Home renovation and commercial building will remain at current lows for much of next year, Lisnic said.
“(Nonresidential) construction starts are down about 18 percent this year,” he said. “And forecasts are for at least the same if not worse for next year.”
Transportation-related businesses and manufacturers have seen a limited recovery this year and should see continued improvement in 2010, said Jon Langenfeld, a Baird analyst who covers transportation and logistics.
“The encouraging part is looking at what has happened with demand trends, nationally and internationally,” he said. “Demand trends have bottomed – that is still a very weak trend, but it is stability. That’s unusual because there has been so much volatility (in recent years) and is encouraging from our standpoint.”
Transportation-related companies should see an additional boost during the second quarter of 2010, when manufacturing, retail and related companies replenish their inventories, which were allowed to fall to “unprecedented” levels this year.
“When the confidence builds out there from the retailers, from the manufacturers, that inventory will start to expand,” Langenfeld said. “We think that is probably not going to occur in any large way until the second quarter. But we think it will eventually occur as the economy mends itself.”

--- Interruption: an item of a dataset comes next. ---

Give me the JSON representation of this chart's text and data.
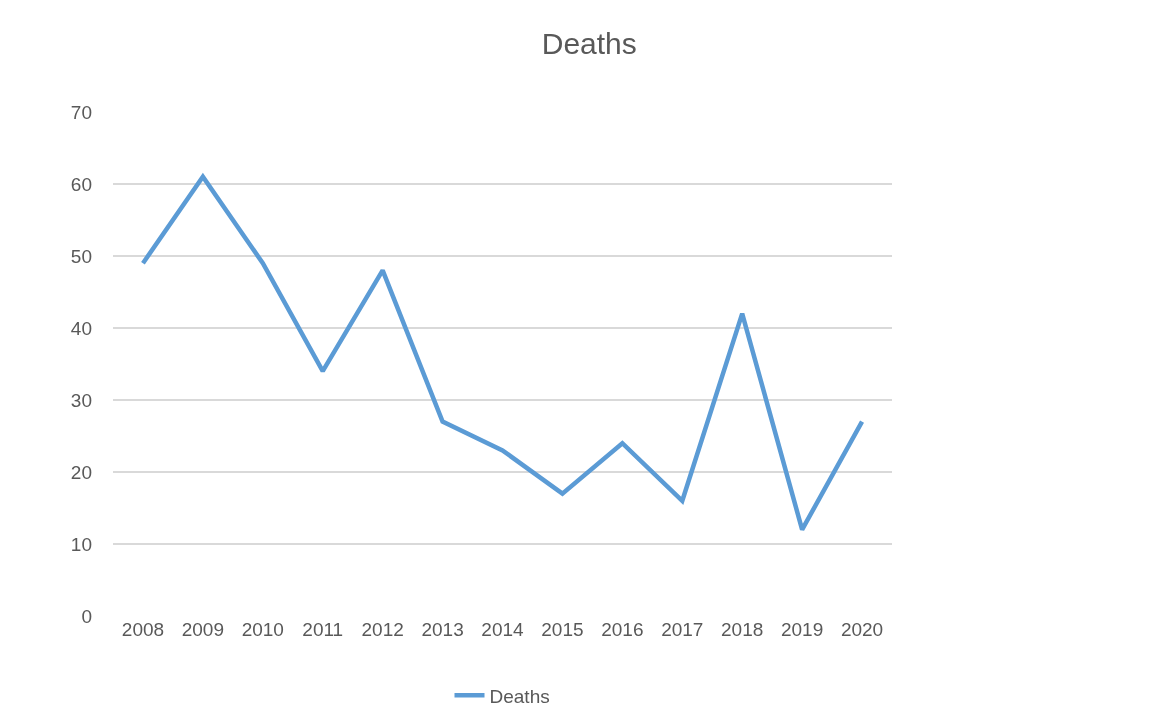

Recovery in the automotive market remains several years off, largely because of low levels of consumer confidence and available credit for potential buyers, according to David Leiker, a Baird analyst that covers the auto and commercial truck industries. However, the domestic auto industry will eventually need to supply the country with about 15 million new cars per year.
“The scrap rates are 12 million to 13 million units a year in the U.S.,” Leiker said. “And household growth puts us at another million or two million units there. But that’s probably not until somewhere between 2013 and 2015, unless there is a fairly rapid recovery in employment and incomes on the consumer side.”
Manufacturers that are part of the automotive supply chain continue to struggle with low sales levels and a difficult borrowing environment. Many of those suppliers will continue to struggle in 2010, Leiker said.
“Among the private companies, which make up a large part of that supply chain for the auto industry, they continue to be under stress as volumes have picked up to replenish inventory,” he said. “The working capital constraints have been pretty heavy. There are still a couple of suppliers that are filing for bankruptcy.”
While signs are pointing to a slow recovery in the manufacturing sector, that recovery remains vulnerable, Lisnic said.
“Demand has generally bottomed across end markets, but there is pretty significant uncertainty as to how fast the recovery slope will be or how steep the slope will be,” he said. “Managements are uncertain at this point as to the strength of the recovery. That’s tempering capital investment, that’s tempering hiring plans and constraining the growth.”